Were you too scared to tell anyone what happen because of the stigma about women and date rape?
Have you ever been blocked in by a truck driver at a gas station who wouldn’t let you leave until you gave him your number? All while on the phone with your mom crying because you didn’t know what to do?
Have you ever been on public transportation minding your own business while the guy next to you keeps slipping his hand under your butt?
Have you been repeatedly catcalled at while walking down the street?
Have you had a man follow you off the train and repeatedly ask if you have a boyfriend until you plead with him to leave you alone? And even though he’s “gone,” you constantly look over your shoulder for the rest of the walk home?
Do you even have to look over your shoulder while walking home alone?
Have you been told your depression is just PMS?
Have you been referred to as “Honey,” “Baby,” “Barbie,” “Beautiful” at the workplace instead of by your name?
Have you been asked by your boss to go outside to “show some leg to bring in business?”
Or had your boss—not so jokingly—ask you to change because you were tempting him and he’s married? As if it’s your fault he can’t keep it together.
Have you been given a good grade by a professor and then he immediately asks you on a date?
Have you been called “bossy” when being assertive? A “gossip” when reporting incidents at work? A “bitch” when you exercise your right to say no? Or “unreasonable” when you’re just asking for respect?

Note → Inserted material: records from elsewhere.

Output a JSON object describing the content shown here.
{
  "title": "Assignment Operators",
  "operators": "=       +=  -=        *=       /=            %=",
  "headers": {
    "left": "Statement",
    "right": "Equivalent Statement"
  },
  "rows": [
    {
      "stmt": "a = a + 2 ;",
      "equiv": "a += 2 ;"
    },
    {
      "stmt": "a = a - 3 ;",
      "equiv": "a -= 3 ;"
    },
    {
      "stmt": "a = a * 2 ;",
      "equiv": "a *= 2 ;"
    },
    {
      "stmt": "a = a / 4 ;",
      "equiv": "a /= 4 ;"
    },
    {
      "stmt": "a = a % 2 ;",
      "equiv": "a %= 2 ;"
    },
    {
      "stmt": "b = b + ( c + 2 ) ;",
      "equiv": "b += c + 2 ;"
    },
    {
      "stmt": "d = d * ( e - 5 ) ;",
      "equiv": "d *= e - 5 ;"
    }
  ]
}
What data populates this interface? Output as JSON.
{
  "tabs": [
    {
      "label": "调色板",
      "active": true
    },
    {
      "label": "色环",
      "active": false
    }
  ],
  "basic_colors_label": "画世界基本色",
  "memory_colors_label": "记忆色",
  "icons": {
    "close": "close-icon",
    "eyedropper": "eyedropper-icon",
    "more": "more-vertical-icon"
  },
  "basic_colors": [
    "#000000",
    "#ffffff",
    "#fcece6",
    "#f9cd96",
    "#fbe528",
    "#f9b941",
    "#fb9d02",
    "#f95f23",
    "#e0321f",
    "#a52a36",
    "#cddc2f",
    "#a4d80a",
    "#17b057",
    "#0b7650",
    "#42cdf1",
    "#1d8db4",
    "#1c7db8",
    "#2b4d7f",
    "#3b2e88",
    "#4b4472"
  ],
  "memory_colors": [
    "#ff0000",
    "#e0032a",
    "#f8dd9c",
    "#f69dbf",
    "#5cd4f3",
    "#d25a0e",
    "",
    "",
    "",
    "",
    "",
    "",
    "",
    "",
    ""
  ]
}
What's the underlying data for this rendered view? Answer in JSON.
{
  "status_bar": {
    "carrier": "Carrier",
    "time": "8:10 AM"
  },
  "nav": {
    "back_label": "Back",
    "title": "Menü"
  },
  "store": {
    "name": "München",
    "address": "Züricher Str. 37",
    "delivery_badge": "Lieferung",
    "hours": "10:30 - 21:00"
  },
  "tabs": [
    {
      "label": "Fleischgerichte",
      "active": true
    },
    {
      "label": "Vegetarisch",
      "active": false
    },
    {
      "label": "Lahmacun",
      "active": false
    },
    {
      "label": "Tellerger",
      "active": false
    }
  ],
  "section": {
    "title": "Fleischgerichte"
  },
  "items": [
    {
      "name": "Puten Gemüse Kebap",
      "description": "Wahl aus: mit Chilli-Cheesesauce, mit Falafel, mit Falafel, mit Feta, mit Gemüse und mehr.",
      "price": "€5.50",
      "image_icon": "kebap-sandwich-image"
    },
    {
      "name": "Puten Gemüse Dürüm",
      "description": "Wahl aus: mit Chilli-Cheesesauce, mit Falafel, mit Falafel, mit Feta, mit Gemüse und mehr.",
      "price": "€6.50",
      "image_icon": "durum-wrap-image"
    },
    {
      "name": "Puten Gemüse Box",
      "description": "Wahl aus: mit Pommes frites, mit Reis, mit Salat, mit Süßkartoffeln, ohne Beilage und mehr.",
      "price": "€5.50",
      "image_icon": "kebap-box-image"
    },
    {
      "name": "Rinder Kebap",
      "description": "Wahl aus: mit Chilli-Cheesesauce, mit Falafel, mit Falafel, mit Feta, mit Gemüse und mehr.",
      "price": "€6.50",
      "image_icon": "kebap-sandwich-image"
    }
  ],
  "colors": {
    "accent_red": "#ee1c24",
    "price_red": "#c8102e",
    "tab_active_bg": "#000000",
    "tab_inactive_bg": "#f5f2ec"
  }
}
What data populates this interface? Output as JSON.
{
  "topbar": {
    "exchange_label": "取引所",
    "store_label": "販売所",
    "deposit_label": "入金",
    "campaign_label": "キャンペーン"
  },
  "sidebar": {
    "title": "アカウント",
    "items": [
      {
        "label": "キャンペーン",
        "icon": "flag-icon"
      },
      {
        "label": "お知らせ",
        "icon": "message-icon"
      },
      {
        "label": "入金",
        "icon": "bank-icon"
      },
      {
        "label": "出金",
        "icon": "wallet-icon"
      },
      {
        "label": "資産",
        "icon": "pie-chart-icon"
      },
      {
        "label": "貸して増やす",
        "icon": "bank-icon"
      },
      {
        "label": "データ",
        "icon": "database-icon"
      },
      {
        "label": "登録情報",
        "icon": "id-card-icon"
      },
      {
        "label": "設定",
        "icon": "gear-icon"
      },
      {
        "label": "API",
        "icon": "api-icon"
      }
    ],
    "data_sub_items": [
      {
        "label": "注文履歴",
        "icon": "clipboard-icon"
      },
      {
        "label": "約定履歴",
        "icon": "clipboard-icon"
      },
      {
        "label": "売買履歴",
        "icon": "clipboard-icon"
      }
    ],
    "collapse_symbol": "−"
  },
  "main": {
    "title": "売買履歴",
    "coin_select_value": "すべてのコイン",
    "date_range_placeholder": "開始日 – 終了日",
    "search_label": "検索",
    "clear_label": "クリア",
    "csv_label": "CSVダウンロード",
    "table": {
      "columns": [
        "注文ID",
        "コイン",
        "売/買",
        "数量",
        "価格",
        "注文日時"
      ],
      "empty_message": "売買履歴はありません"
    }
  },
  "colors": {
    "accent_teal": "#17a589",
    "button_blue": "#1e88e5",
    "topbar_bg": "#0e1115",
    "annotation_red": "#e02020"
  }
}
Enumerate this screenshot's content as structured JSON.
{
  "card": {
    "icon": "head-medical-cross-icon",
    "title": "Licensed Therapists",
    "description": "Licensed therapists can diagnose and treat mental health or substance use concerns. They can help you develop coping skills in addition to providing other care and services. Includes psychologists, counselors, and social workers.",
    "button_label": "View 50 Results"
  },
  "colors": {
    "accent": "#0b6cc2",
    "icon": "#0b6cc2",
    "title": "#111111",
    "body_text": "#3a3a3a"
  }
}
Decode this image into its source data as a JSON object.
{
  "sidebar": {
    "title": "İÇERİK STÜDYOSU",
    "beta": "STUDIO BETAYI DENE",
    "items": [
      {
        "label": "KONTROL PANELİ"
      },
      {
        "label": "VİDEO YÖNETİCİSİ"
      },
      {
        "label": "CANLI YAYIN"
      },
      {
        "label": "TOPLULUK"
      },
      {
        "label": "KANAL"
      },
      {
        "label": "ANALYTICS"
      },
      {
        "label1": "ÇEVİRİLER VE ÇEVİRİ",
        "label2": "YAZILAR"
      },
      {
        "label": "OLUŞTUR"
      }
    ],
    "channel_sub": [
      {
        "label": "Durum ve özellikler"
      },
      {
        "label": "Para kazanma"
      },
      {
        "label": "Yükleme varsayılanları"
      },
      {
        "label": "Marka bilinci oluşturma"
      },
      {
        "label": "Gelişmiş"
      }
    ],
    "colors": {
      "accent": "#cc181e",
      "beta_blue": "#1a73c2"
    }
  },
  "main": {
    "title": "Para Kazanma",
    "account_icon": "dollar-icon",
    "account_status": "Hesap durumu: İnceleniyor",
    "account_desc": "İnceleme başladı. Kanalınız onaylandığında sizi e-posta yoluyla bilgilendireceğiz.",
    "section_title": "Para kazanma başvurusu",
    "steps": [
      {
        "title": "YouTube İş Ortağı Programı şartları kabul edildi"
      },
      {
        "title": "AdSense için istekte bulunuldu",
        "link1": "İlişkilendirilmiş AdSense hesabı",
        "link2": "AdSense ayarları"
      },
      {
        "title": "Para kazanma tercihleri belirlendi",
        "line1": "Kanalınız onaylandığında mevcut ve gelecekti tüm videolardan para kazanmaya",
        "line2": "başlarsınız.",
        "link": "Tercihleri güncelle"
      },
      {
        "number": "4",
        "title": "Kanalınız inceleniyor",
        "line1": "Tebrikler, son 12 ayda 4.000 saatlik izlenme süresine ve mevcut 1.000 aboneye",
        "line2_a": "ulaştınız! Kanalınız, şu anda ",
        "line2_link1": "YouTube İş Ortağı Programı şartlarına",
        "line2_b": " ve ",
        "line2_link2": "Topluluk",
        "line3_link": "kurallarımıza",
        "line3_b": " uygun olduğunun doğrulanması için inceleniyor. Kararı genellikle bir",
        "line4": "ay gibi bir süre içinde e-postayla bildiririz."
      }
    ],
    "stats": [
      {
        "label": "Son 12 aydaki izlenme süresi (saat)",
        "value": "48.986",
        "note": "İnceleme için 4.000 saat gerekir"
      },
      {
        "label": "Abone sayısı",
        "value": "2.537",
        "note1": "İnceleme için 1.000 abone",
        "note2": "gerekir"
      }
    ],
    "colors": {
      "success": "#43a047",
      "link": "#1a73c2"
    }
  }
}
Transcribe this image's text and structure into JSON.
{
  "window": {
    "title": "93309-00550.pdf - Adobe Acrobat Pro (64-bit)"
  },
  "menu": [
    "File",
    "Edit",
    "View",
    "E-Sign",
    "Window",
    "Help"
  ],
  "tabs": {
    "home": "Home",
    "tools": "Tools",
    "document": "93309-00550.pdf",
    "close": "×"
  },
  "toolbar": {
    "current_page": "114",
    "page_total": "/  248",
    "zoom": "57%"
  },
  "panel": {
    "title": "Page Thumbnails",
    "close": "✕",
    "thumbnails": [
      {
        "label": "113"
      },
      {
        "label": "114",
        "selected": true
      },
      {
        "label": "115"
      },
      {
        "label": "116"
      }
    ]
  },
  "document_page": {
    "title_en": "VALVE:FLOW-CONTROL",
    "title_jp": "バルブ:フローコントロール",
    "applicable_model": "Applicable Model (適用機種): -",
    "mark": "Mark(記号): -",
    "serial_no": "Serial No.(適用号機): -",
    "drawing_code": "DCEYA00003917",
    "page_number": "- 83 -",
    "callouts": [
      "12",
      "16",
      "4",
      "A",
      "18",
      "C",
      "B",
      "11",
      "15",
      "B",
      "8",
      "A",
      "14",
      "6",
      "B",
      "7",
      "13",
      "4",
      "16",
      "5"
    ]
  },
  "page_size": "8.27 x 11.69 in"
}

But I didn’t rant. I just left the misogyny to linger in the air. I just moved on, put one foot in front of the other—as my mother would say when I asked her how she moved on after the multiple sexual assaults and injustices she endured.
But I’m going to make an assumption about that man—like he made assumptions about women—that the answers to my questions are “no.” But, you know what? All of those things happened to me. And many other women I know and care about have similar stories.
The worst part is, during all those moments, I blamed myself. I told myself it was what I was wearing, I had too much makeup on, I probably came off as flirtatious, it was my attitude, it was my fault. I always moved on expecting more from myself, not from the person who wronged me.
So maybe you don’t think women deserve to earn equal pay or that the fact that they currently aren’t is a delusion we tell ourselves to “get an advantage.” But regardless of the fact that you’re wrong, that women do deserve equal pay, the government is still trying to control what we do with our bodies and sexual assault is real. Very real.